Revenue flows from day one through a clear fee model: management and performance fees are split between Operators and the protocol, funding buybacks, liquidity incentives, and distributions to token holders. A thoughtful token model ensures the value generated on Makina’s infrastructure accrues to the $MAK token.
Dialectic is the first Operator to launch on Makina: they deployed battle-tested yielding strategies (DUSD, DETH, DBIT) that have multi-year track records and have proven resilient even in adverse market conditions. Fees are enabled on these strategies, and the protocol is already generating revenue.

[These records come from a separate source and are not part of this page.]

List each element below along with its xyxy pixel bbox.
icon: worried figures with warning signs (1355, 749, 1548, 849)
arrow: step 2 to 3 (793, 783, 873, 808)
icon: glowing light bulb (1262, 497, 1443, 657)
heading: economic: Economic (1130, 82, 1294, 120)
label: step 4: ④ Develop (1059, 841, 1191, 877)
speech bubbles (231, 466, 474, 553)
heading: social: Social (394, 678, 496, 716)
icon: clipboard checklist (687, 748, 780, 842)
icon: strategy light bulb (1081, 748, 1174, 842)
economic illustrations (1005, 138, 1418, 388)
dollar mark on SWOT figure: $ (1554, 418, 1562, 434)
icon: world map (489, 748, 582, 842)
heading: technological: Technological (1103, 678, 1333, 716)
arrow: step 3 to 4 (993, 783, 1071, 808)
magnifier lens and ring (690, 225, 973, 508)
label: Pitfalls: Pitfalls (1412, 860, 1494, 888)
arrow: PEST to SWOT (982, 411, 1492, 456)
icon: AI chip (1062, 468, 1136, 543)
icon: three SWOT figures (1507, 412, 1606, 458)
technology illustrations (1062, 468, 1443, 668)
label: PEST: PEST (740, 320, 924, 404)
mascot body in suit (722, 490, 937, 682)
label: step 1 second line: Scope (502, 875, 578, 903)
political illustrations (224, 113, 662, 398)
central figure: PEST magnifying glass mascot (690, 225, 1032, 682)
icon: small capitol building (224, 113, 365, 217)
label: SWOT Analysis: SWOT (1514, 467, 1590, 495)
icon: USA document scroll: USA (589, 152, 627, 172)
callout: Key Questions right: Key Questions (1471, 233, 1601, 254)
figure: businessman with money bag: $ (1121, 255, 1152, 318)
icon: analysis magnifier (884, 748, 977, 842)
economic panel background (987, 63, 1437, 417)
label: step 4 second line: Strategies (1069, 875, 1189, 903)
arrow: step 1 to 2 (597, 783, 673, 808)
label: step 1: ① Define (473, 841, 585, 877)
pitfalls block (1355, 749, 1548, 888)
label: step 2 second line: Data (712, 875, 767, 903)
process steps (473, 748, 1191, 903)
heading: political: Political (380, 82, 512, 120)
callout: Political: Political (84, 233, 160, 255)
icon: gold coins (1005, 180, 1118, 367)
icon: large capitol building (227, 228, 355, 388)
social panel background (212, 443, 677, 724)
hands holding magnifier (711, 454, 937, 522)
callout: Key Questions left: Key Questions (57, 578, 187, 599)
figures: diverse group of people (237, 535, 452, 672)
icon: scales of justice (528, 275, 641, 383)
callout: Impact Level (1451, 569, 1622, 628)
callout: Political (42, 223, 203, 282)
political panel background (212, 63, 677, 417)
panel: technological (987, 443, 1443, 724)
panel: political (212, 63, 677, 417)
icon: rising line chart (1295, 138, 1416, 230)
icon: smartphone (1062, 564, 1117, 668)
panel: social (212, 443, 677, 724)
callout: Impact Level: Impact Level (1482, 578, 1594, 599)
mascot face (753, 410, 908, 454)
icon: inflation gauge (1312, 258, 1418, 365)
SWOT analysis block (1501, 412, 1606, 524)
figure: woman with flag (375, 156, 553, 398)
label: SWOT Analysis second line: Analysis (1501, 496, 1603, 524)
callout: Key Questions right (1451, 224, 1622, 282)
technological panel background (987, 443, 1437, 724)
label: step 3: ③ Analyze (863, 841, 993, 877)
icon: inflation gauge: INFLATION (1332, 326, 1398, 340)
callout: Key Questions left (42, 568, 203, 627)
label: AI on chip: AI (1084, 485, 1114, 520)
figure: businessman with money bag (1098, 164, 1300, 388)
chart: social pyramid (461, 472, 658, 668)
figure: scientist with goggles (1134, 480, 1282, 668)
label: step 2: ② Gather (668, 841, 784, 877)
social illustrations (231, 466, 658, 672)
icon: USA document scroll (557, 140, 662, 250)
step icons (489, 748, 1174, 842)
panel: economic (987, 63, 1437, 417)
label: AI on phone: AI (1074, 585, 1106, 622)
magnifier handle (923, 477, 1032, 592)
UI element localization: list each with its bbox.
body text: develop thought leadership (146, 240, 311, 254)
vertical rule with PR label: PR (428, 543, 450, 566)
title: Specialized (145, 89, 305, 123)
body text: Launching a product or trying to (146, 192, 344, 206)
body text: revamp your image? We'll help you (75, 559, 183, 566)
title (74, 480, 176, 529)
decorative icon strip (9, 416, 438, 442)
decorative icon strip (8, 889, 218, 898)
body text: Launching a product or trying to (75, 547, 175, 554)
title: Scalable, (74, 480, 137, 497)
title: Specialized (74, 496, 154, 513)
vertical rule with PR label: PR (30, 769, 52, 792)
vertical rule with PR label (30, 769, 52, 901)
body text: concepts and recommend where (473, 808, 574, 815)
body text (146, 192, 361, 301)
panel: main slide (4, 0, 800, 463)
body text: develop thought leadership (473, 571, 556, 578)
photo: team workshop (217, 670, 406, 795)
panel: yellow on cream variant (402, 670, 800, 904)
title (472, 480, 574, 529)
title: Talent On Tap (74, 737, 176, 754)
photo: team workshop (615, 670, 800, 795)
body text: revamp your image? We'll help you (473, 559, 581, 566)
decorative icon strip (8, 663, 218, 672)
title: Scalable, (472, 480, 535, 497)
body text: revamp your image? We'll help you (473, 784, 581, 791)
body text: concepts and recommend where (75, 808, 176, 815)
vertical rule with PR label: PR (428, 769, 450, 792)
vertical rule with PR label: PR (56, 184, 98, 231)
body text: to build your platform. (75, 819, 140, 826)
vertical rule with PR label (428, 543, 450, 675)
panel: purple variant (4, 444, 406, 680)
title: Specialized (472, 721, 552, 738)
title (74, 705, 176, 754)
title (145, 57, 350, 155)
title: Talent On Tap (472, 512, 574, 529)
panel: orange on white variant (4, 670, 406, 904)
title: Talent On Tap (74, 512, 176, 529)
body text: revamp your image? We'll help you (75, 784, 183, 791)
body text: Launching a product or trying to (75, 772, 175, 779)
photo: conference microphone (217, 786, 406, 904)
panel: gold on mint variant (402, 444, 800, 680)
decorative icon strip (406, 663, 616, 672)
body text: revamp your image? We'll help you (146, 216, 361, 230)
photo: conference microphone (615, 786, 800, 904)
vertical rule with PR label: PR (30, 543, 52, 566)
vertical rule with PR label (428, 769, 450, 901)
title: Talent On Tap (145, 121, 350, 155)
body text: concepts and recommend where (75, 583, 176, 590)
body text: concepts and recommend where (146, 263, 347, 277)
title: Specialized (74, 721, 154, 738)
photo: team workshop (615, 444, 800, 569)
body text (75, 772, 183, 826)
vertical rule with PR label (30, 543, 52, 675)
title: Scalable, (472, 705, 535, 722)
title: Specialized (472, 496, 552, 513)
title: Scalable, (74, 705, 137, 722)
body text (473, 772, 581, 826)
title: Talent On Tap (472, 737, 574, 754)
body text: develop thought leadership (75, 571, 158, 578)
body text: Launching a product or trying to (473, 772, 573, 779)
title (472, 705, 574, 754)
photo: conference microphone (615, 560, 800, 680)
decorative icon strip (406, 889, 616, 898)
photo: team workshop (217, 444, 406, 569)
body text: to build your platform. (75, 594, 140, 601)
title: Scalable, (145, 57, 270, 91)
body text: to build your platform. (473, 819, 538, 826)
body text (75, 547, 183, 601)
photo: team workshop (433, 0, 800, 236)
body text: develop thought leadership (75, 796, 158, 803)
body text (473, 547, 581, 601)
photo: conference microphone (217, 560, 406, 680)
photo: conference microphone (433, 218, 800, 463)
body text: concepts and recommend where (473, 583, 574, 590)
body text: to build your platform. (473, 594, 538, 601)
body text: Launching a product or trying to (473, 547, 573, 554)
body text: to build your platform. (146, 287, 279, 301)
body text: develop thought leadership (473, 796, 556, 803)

After going live in September Makina hit $94M TVL in its first week with deposit caps filling in just two days. After this initial traction Makina is gearing up for the next step: a fair token launch that is truly fair.
Makina will be doing a token sale on Legion on November 25th, 2025. The token sale will be composed of a priority ICO and a public ICO.
The priority ICO will distribute $MAK tokens to participants of the pre-launch phase, at a $35M valuation, the same valuation as the strategic round that cyber•Fund and other angels invested in. This fair launch approach prioritizes community alignment over insider extraction, with high float and low FDV designed to build a strong, engaged community from day one.
The public ICO is designed to offer an opportunity to everyone else to build exposure to $MAK. Legion will allow Makina to select participants based on specific criterias, in order to ensure distribution of $MAK tokens to aligned individuals.
We are strong believers in the ethos of Makina’s approach: offering its community of early supporters the same valuation as strategic investors, prioritizing organic yields over token incentives, and focusing on product-market fit instead of aggressive fundraising before establishing value.
Makina is led by Jenna Zenk, a seasoned builder and one of the pioneers of onchain asset management. As the former CTO of Melon Protocol (now Enzyme), one of the earliest DeFi protocols, she brings deep technical and operational expertise. Jenna also has hands-on experience managing private crypto capital, having launched her own fund in the Middle East.
Makina was designed to meet the evolving needs of modern asset managers, drawing on years of experience and insights from its strategic design partner, Dialectic. Ryan Zurrer and the Dialectic team contribute a strong network, crypto-native expertise, and deep operational knowledge in DeFi asset management, ensuring that Makina is built by practitioners, for practitioners.
Makina is a core building block in how capital can be managed onchain, a critical piece for building towards the Cybereconomy. Makina is positioned to become the infrastructure layer connecting institutional capital and retail users to the yield DeFi enables. By combining proven strategies, institutional-grade execution, and crypto-native principles, Makina has a great shot at building the rails that will bring professional asset management – and the trillions of dollars it manages – into DeFi.